Authors: Mary A. Williamson Mt(ascp) Phd,L. Michael Snyder Md
Evaluating patients suspected of having a systemic rheumatic disease
Interpretation
Increased In
SLE
Drug-induced SLE
Lupoid hepatitis
MCTD
Polymyositis
Progressive systemic sclerosis
RA
Sjögren syndrome
Limitations
Some patients without clinical evidence of an autoimmune disease or a systemic rheumatic disease may have a detectable level of ANA. This finding is more common in women than in men, and the frequency of a detectable ANA in healthy women >40 years old may approach 15–20%. ANA may also be detectable following viral illnesses, in chronic infections, or in patients treated with many different medications.
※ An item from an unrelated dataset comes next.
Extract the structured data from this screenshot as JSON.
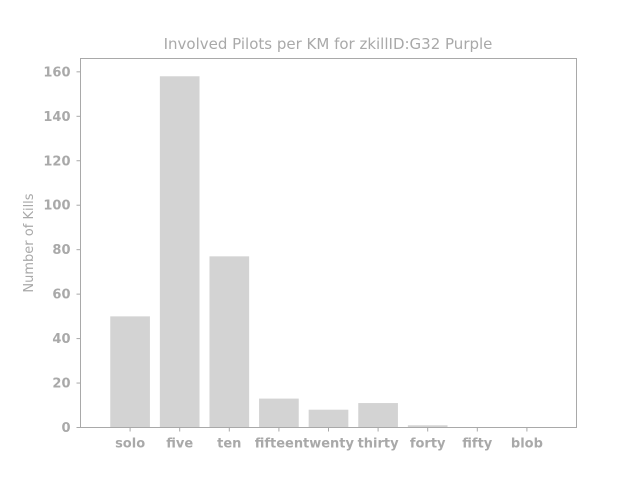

The traditional tool used to detect ANAs is IFA, which is a labor-intensive microscopic technique. Test interpretation is operator dependent. This assay is considered the gold standard for ANA testing with greater sensitivity. The IFA testing is currently performed using Hep-2 cells, and they contain approximately 100–150 possible antigens, and most of them are not well defined and/or characterized. When performed with a history and physical examination, it identifies almost all patients with SLE (95% sensitivity), although the specificity of this assay is only 57%. In addition, ANA by IFA has the sensitivity of 85% for systemic sclerosis, 61% for polymyositis/dermatomyositis (PM-DM), 48% for Sjögren syndrome, 57% for juvenile idiopathic arthritis, 100% for drug-induced lupus, 100% for MCTD, and autoimmune hepatitis (60%), as well as being important in monitoring and assessing prognosis in individuals with the Raynaud phenomenon.